If you consider most of the dominate architectures in deeplearning type approaches, transformers are remarkably generic. If you reduce transformer like architectures to "position independent iterated self attention with intermediate transformations", they can support ~all modalities and incorporate other representations (e.g. convolutions, CLIP style embeddings, graphs or sequences encoded with additional position embeddings). On top of that, they're very compute friendly.

Two of the largest weaknesses seem to be auto-regressive sampling (not unique to the base architecture) and expensive self attention over very long contexts (whether sequence shaped or generic graph shaped). Many researchers are focusing efforts there!

Also see: https://www.isattentionallyouneed.com/

anon291 · on May 12, 2025

Transformers are very close to some types of feed forward networks. The difference is that transformers can be trained in parallel without the need for auto-regression (which is slow, for training, but kind of nice for streaming , low-latency inference). It's a mathematical trick. RWKV makes it obvious.

Retric · on May 12, 2025

The sheer scale of computation and data available is what’s pushing AI to near human levels. The same algorithms in 1980 wouldn’t be nearly as useful.

anon291 · on May 12, 2025

It's true, but you can't deny the importance of the architecture. It's pretty clear that using simple perceptrons would not have led us down the same path.

Retric · on May 12, 2025

Sure, but I think a reasonable corollary is that new algorithms and architectures will show their strengths when new realms of computation become available.

mdaniel · on May 12, 2025

I've secretly wondered if the next (ahem) quantum leap in output quality will arrive with quantum computing wherein answering 10,000 if statements simultaneously would radically change the inference pipeline

But I am also open to the fact that I may be thinking of this in terms of 'faster horses' and not the right question

spindump8930 · on May 12, 2025

It's not clear how your perception of quantum computing would lead to 'faster horses' in the current view of NN architectures - keep mind that the common view of 'exploring many paths simultaneously' is at best an oversimplification (https://scottaaronson.blog/?p=2026).

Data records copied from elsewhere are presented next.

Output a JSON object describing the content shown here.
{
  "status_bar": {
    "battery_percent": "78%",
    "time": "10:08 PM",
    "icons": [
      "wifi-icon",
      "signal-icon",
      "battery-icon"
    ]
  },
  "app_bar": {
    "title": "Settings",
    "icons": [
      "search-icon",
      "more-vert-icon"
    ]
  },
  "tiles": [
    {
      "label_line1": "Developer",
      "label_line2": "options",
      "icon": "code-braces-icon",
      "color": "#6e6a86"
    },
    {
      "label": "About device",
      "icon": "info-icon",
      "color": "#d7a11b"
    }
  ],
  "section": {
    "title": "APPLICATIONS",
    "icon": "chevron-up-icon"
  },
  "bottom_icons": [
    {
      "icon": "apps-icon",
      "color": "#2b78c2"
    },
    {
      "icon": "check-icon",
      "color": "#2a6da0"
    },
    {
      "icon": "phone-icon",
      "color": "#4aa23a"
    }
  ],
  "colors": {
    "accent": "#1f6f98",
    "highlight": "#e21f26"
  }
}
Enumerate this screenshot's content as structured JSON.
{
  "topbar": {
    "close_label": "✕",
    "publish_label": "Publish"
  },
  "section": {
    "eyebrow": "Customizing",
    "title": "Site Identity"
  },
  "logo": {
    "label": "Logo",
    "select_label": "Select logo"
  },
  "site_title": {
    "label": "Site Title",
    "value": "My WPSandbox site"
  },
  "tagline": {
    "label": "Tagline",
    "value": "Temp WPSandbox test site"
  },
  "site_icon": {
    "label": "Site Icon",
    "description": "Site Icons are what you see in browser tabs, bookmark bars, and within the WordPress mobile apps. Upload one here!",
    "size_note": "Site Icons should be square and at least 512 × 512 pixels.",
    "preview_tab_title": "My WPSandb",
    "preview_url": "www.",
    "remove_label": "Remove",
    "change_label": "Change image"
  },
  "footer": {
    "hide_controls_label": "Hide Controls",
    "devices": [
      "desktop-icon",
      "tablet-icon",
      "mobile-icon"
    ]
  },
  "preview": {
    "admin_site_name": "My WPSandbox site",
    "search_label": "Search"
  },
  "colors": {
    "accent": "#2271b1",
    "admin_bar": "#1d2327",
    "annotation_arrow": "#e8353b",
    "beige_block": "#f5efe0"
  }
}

That said, perhaps advances in computing fundamentals would lead to something entirely new (and not at all horselike).

anon291 · on May 12, 2025

If you can tie in a loss function for a neural network into the quantum excitement state of a quantum system, then presumably, letting the system settle at the energy minimum would be equivalent to a training step, but perhaps much faster.

janalsncm · on May 12, 2025

> AI innovation today

I think you are talking about something else. In my opinion, integration is very different from fundamental ML research.

anon291 · on May 12, 2025

There is more fundamental ML research today than at any other point in history, including in non-transformer architectures. That is my point. It doesn't seem that way because 90%+ of 'ML research' has nothing to do with fundamental ML and is instead research around applications, which are indifferent to the underlying model at the end of the day. That was the point of my comment.